Few of those who believe in the return of Israel to their ancestral homeland ever stop and consider why it must be so. God’s purpose is never arbitrary, and there is no exception here. When Joseph made himself known to his brothers, all of them had to be there. This is but a feeble hint of how the Lord will gather his earthly brethren together, so that He may address their guilt with them, and save a people for Himself: “And it shall come to pass in all the land, saith Jehovah, two parts therein shall be cut off [and] die; but the third shall be left therein. And I will bring the third part into the fire, and I will refine them as silver is refined, and will try them as gold is tried. They shall call on my name, and I will answer them: I will say, It is my people; and they shall say, Jehovah is my God” (Zech. 13: 8, 9). Certainly the Jews “shall look on me whom they pierced” and in “that day there shall be a great mourning in Jerusalem”, but in the mercy of God it also says that there will be a “fountain opened … for sin and for uncleanness” (Zech. 12: 10, 11; 13: 1)! We must never forget that while God gives the nations their inheritance in the earth, God’s own inheritance is Israel (see Deut. 32: 8, 9), and they remain, despite their current estrangement, “the apple of his eye” (Zech. 2: 8).

   Attention has often been drawn to the account of the glory of God departing from the temple in Ezekiel 10 and 11, but the same glory is described as returning in chapter 43 (see vs. 2–5). The prophet is not left in doubt as to the meaning of all this: “and he said unto me, Son of man, [this is] the place of my throne, and the place of the soles of my feet, where I will dwell in the midst of the children of Israel for ever; and the house of Israel shall no more defile my holy name, they nor their kings” (v7; see also Zech. 8: 3, 8). It is patently obvious that none of this has been fulfilled in relation to Israel, and it is fanciful in the extreme to attempt to transfer the prophecy to the Church instead. Either all of this is yet future, or God’s Word is false.

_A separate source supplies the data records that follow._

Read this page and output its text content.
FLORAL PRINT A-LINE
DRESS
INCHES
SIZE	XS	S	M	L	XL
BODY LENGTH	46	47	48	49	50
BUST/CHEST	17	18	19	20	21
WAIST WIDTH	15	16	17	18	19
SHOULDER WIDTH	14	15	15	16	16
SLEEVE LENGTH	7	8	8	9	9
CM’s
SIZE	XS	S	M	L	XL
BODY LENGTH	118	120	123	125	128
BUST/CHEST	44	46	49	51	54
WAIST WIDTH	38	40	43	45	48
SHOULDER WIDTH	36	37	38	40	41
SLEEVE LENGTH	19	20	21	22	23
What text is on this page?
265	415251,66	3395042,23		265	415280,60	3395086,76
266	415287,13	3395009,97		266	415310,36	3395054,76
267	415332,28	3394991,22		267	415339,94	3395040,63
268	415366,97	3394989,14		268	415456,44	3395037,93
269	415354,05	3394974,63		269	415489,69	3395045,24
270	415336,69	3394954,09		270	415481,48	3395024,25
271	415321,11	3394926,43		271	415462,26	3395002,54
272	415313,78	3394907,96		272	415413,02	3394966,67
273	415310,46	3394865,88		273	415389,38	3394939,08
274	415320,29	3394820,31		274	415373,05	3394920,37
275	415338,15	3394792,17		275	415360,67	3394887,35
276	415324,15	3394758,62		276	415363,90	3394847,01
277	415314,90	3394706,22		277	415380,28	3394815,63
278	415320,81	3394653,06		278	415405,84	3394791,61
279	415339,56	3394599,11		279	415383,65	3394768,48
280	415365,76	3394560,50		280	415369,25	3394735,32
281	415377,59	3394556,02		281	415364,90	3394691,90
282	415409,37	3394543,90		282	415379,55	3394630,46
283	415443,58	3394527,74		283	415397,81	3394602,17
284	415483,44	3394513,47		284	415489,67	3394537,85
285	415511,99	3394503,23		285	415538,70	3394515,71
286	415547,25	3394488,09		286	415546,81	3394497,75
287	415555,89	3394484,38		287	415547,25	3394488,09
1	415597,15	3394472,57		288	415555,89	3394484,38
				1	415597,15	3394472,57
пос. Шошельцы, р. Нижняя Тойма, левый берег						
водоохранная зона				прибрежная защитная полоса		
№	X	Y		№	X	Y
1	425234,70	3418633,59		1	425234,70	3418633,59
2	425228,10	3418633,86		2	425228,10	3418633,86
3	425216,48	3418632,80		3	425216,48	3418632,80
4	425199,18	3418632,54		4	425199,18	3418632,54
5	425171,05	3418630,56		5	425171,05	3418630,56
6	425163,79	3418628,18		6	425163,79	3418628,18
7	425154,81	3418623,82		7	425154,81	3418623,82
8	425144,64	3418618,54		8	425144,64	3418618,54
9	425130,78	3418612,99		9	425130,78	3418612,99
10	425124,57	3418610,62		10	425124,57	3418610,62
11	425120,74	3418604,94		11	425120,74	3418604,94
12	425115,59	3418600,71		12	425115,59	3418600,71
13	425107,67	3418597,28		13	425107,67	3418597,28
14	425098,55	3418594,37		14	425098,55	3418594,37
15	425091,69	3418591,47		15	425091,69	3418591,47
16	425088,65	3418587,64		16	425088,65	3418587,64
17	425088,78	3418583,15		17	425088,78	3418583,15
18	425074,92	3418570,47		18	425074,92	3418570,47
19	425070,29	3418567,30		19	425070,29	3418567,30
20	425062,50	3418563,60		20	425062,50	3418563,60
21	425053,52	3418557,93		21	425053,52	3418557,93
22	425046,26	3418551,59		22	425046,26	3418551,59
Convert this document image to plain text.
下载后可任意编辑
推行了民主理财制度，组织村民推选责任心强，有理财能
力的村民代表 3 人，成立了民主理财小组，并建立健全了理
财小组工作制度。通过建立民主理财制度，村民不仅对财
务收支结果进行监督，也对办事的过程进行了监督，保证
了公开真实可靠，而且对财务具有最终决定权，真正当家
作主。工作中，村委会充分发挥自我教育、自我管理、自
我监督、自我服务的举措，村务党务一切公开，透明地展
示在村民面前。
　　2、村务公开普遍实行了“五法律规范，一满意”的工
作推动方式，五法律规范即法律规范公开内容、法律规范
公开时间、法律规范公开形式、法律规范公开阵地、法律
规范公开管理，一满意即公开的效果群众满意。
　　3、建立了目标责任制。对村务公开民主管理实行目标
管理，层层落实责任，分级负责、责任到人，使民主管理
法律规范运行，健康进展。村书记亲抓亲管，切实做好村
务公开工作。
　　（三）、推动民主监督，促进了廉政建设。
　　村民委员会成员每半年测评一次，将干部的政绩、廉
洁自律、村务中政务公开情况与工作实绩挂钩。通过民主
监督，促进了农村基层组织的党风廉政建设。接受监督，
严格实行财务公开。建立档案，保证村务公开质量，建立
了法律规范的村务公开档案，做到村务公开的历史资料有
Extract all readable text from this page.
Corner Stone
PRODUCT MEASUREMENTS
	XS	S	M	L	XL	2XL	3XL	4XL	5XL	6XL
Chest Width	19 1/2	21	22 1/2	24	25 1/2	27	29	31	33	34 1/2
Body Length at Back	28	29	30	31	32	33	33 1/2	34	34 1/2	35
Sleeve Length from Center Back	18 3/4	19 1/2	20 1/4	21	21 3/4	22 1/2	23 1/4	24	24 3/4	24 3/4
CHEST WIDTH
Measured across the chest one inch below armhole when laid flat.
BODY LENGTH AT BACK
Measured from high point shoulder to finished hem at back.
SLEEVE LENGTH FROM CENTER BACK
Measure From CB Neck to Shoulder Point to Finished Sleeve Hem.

   God’s purpose for Israel is for that nation to be the centre of the earth: “This is Jerusalem: I have set her in the midst of the nations, and the countries are round about her” (Ezek. 5: 5). This is more than a matter of mere geography, for God will have Israel to be the strategic centre of the world, the nation through whom divine favour can be administered to the nations, “a blessing in the midst of the earth” (Is. 19: 24). Thus it is prophesied that “many nations shall go and say, Come, and let us go up to the mountain of Jehovah, and to the house of the God of Jacob; and he will teach us of his ways, and we will walk in his paths. For out of Zion shall go forth the law, and Jehovah’s word from Jerusalem” (Mic. 4: 2). Hence it will come to pass that just as they were a curse among the nations, so the Jews will be a blessing (see Zech. 8: 13), and men of “all languages of the nations, shall even take hold of the skirt of him that is a Jew, saying, We will go with you; for we have heard [that] God is with you” (v23). In that day “my people shall never be ashamed” (Joel 2: 27).  Has this ever been true of the Jew since the captivity in Babylon? All history testifies to the contrary.

Conclusion 

Christians are the recipients of “exceeding great and precious promises” (2 Pet. 1: 4; AV), heavenly in character and centred in the Man in the glory (see Eph. 1: 3–14). God, however, has not given up his thoughts for the earth, and a day will soon dawn when He will gather Israel from the four corners of the earth to “a good land, a land of waterbrooks, of springs, and of deep waters, that gush forth in the valleys and hills; a land of wheat, and barley, and vines, and fig–trees, and pomegranates; a land of olive–trees and honey”, a land where they shall “eat bread without scarceness” and where they shall “lack nothing” (Deut. 8: 7–9). Thus both heaven and earth shall display, according to their character, the beneficence of God. Let us not then ‘hesitate’ at any of the promises of God “through unbelief” but be “fully persuaded that what he has promised he is able also to do” (Rom. 4: 20, 21)!